Overview of adopted changes in the Income Tax Act and the VAT Act from 1 January 2024

Overview of adopted changes in the Income Tax Act and the VAT Act from 1 January 2024

Overview of adopted changes in the Income Tax Act and the VAT Act from 1 January 2024

VAT changes adopted

On 19 December 2023, the National Council of the Slovak Republic approved an amendment to the Value Added Tax Act (Act No. 315/2023 Coll.), in order to improve the state of public finances.
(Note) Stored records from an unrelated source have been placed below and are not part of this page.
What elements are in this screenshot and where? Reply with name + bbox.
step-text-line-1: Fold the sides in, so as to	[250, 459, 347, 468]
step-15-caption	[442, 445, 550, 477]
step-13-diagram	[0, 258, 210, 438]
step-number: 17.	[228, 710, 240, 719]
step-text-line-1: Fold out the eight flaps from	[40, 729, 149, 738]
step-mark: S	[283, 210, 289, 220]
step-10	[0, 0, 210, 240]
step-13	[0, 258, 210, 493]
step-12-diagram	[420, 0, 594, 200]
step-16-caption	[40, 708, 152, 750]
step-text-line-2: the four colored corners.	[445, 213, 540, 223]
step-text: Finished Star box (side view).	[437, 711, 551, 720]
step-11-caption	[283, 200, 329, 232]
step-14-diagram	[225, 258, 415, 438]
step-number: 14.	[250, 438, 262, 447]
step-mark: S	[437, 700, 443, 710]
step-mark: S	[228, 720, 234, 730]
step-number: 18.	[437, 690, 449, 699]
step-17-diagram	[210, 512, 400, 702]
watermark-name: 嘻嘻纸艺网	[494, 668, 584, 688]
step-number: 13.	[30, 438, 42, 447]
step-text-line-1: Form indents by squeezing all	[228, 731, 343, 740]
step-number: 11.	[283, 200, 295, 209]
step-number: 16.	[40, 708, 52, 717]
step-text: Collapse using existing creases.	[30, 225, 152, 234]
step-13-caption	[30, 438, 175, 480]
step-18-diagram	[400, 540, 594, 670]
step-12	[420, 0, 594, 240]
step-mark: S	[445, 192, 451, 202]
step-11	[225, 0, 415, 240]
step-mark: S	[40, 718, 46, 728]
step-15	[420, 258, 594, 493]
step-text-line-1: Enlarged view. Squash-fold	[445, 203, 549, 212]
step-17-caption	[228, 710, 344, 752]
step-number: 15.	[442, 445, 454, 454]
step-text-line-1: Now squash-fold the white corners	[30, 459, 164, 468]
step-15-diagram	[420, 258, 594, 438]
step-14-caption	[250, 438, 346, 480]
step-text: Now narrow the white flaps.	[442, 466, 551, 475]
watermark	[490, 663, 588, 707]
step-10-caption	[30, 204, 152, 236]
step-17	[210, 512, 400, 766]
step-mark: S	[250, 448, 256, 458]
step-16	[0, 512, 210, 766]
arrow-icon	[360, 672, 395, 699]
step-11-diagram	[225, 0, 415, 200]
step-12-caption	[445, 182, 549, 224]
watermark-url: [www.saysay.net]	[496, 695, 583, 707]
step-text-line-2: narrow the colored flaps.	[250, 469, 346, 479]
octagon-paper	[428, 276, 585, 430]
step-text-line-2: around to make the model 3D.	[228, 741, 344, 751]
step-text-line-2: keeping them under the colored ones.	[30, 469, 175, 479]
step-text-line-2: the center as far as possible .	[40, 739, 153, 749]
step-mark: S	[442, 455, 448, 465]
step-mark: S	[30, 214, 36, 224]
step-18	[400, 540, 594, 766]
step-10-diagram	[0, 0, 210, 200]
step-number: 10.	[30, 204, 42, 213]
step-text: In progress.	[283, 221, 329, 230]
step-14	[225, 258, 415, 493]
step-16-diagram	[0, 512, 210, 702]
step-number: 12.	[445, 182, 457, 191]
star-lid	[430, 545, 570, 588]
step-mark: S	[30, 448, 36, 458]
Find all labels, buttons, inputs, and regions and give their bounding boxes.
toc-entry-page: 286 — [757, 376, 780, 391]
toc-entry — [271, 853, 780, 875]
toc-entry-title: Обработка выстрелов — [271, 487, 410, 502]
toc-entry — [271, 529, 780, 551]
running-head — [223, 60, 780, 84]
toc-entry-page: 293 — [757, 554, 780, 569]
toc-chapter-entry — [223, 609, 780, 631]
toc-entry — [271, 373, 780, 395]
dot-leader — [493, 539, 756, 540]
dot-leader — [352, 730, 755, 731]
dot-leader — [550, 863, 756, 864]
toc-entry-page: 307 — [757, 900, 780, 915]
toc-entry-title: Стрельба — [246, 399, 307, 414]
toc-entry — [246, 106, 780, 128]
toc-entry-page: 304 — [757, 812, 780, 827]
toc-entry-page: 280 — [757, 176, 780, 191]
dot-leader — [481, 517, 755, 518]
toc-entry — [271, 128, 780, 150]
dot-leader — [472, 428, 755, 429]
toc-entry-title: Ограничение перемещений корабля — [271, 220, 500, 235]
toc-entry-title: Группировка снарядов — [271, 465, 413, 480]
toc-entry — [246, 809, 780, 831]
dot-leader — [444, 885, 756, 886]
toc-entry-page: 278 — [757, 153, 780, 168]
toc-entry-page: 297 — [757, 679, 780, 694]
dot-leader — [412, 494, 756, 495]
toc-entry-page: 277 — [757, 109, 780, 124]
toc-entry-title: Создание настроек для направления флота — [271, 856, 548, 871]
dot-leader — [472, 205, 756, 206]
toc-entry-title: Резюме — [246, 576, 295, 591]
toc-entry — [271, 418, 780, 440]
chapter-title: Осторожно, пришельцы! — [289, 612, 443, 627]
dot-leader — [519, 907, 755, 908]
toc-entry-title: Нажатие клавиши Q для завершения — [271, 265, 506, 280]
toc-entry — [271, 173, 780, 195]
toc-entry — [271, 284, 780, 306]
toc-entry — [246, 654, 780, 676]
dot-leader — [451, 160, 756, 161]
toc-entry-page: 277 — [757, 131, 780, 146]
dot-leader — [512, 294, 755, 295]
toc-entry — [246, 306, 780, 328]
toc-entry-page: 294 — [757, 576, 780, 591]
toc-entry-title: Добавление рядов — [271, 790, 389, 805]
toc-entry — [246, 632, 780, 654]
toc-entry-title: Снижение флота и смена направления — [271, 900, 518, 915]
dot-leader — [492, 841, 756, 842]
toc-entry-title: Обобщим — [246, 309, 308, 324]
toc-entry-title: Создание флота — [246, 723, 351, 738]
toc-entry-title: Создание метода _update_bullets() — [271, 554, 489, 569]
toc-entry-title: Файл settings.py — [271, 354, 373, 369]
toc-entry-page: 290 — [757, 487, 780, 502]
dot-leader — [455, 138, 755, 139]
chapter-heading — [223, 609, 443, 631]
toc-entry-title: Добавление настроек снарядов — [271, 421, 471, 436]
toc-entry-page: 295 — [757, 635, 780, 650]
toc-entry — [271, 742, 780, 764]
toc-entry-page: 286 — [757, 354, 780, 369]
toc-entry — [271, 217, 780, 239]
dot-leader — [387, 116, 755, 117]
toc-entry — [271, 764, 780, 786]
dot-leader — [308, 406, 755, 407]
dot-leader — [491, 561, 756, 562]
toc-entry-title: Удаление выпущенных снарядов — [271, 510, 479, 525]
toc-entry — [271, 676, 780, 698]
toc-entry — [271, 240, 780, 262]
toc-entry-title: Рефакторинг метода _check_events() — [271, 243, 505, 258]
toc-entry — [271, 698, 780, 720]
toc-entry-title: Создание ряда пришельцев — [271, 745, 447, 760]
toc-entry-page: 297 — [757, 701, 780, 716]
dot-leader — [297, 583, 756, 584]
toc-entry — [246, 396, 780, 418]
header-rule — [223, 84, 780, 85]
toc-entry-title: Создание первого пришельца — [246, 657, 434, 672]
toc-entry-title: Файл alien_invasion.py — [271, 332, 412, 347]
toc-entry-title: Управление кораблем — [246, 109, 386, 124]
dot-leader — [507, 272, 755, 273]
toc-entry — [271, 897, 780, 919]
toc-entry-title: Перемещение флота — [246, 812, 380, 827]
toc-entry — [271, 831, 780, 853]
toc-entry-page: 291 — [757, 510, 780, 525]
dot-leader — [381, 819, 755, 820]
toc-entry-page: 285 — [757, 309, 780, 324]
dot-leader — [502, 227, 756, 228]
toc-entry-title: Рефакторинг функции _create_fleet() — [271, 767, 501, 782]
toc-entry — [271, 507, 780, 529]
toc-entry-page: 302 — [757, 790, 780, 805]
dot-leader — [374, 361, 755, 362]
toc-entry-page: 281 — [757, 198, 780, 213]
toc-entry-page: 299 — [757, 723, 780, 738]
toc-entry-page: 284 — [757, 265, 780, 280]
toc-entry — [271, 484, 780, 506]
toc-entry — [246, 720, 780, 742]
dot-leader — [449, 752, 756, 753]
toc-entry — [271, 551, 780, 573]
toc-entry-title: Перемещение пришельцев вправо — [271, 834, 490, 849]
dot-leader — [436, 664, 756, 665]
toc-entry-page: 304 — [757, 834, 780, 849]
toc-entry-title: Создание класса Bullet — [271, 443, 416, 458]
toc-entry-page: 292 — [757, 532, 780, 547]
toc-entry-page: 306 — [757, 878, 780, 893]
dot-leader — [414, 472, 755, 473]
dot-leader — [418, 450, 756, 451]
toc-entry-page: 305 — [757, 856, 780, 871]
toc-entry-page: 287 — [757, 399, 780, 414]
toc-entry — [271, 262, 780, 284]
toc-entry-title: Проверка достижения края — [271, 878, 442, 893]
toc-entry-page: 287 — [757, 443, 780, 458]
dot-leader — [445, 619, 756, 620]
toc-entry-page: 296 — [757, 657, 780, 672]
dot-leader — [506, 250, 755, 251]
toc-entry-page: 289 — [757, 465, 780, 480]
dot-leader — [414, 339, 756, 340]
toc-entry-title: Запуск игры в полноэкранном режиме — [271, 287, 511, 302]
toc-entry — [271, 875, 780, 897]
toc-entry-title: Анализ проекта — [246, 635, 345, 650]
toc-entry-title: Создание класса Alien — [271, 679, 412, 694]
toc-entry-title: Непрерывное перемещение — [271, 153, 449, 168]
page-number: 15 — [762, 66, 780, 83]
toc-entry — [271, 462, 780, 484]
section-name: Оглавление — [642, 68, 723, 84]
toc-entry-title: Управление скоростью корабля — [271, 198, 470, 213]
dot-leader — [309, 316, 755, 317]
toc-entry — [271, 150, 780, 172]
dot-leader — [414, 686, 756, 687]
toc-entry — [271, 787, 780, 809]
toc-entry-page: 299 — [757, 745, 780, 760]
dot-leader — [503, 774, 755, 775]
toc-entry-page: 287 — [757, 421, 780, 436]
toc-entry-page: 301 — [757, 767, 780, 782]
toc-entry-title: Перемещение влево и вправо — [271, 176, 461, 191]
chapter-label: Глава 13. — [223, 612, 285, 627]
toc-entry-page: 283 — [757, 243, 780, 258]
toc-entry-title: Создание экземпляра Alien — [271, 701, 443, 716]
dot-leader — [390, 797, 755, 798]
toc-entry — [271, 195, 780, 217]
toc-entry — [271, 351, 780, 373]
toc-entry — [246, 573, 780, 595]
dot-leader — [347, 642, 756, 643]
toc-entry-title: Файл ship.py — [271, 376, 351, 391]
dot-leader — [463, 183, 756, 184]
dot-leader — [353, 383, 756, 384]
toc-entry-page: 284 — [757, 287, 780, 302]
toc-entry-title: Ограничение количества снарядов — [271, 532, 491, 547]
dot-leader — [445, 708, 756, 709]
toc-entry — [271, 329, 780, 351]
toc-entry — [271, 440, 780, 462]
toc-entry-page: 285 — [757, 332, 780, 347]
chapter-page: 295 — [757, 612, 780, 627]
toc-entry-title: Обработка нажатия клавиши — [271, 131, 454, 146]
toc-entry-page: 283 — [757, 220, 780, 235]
Below are the main changes:

Changes effective from 1 January 2024:

  • The reduced VAT rate of 10% will no longer apply to the serving of alcoholic beverages in the context of the provision of restaurant and catering services.

Changes effective from 1 March 2024 in connection with the amendment to the Act on Transformations of Business Companies:

  • tax registration obligation of a domestic person – successor company in the event of a company division by spin-off or cross-border spin-off;
  • registration obligation of a foreign person in the event of a dissolution without liquidation, a company division by spin-off or cross-border spin-off;
  • specifying and supplementing the rules on the sale of a business;
  • specification of the notification obligation for a taxpayer, that has been divided by spin-off or cross-border spin-off, on the VAT relating to the adjustment of the tax deducted on the transfer of investment assets;
  • tax liability in the last tax period on the termination of the taxpayer without liquidation.

Income tax changes adopted

In previous issues of our Newsletter we had informed you about the changes in the Income Tax Act adopted in June 2023 with effect from 1 January 2024. However, on 19 December 2023, the National Council of the Slovak Republic approved an amendment to the Income Tax Act, which introduces new changes and at the same time amends the previous amendment.

Below is an overview of the new changes applicable and effective from 1 January 2024:

  • increasing the threshold of taxable income for a micro-taxpayer for applying the 15% tax rate to EUR 60,000, to be applied for the first time for the 2024 tax period;
  • exemption from income tax of non-cash benefits acquired by an employee or taxpayer with income from business and other self-employment in the form of employee shares and business shares;
  • increasing the tax rate for dividends received by individuals from 7% to 10%;
  • extending the scope of legal forms of taxpayers not established for business that can claim the income exemption from so-called charitable advertising, while increasing the exemption amount from EUR 20,000 to EUR 30,000 at the same time;
  • introduction of a minimum corporate income tax, the amount of which is derived from the achieved taxable income of the taxpayer as follows:

if the taxpayer has achieved, during the tax period,

  • income not exceeding EUR 50,000 – minimum tax of EUR 340,
  • income exceeding EUR 50,000 and not exceeding EUR 250,000 – minimum tax of EUR 960,
  • income exceeding EUR 250,000 and not exceeding EUR 500,000 – minimum tax of EUR 1,920,
  • income exceeding EUR 500,000 – minimum tax of EUR 3,840.

Overview of the most significant changes in the Income Tax Act, which have been repealed by this amendment and therefore will not take effect as of 1 January 2024:

  • all changes related to the taxation of cryptocurrencies (i.e. the 7% rate after the time test, the exemption for exchanging virtual currency, the non-payment of health levies, etc.) are repealed;
  • tax exemption is repealed for income from unit certificates obtained by their payout (return) after 3 years from their issue date;
  • tax exemption is repealed for income from the sale of securities that are not admitted to trading on a regulated market, after 3 years from their acquisition;
  • tax exemption is repealed for income from the sale of a business share in case of an individual after 3 years from the acquisition of the share.